Now for the bubble bursting. Whether it be the universe or myself, the habits of nature are just that—habits. Ironclad laws force us to surrender all expectation of change but habits can be retrained. We need to look for exceptions. Once spotted, the anomalous opens an opportunity for escape from the repetition of the “same old—same old”. Uncertainly and hidden variables creep into the equations of life, stripping them of their sure-fire accuracy and imperial predictability. Novelty casts a long shadow over our once confident idea that past experience is a guarantee of future experience. Catching site of the variations, of the alterations to nature that knock repetition off its axis, interrupts our complacency with the familiar. Difference solicits the question.

So what are we? The kabbalists point to another mode of being that stands in contrast to animality. Adam or Adom in Hebrew refers to the human condition. Adom (אדם) however, is equivalent of another of the spelling of the Divine name or Tetragrammaton. If we write the letters with the following fillings:

Yud (י-ו-ד)

Hei (ה-א)

Vav (ו-א-ו)

Hei (ה-א)

they add up to 45 which is called the name of Mah (מ”ה). Mah literally means “what” as in the archetypal form of a question—what is x?… Thus humanity (Adom) is itself equivalent to the interrogative mode of being. We are always questioning everything and most especially ourselves. The question interrupts our sense of the day to day. Called into question, the self enters into a state of becoming. ‘I’ am a work in progress. To be human is to seek out what it means to be human. We seek to not only discover nature but to challenge it—be it the nature of self or world.

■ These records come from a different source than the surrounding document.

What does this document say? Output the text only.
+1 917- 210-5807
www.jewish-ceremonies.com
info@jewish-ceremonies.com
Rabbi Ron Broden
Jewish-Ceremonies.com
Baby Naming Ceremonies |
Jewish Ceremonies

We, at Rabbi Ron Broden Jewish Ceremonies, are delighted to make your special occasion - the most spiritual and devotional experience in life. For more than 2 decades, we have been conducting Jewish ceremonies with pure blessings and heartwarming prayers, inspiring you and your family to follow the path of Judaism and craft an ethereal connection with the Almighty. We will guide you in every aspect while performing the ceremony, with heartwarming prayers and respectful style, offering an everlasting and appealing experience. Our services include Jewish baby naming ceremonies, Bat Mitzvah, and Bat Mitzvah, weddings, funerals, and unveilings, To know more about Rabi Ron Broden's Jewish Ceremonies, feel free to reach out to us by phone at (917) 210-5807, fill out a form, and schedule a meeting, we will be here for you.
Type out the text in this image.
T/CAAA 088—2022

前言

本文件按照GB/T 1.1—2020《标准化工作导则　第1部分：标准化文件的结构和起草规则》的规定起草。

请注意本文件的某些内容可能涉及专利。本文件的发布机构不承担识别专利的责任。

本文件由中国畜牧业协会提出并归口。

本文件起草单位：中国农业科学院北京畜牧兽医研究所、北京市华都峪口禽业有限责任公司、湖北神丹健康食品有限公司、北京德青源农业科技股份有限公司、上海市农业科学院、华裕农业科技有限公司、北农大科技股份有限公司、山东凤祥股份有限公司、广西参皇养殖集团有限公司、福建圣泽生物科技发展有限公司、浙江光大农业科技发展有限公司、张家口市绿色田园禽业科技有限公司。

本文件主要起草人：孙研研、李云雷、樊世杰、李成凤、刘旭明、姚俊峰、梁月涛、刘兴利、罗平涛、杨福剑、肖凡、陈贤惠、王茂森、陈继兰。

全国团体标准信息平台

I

Thus, our two concepts of the ‘human verses animal’ modes of being can be distilled down to the distinction between sameness (animality or a familiar ‘sense’ of self and world) and difference (humanity—no fixed ‘sense’ of self or world). The animal knows what it is and doesn’t question it, while for the human, ‘I’ am a question. Ultimately, the animal verses human plays upon the relationship of being to becoming—‘being that I am’ in contrast to becoming what (Mah)?

Are we not Divinely endowed with the freedom to question? Are we not born and raised to live as a riddle? May we embrace our humanity by boldly displaying a giant question mark across our chest? Might it be painted on our face? How might we grant citizenship in a world populated by questions?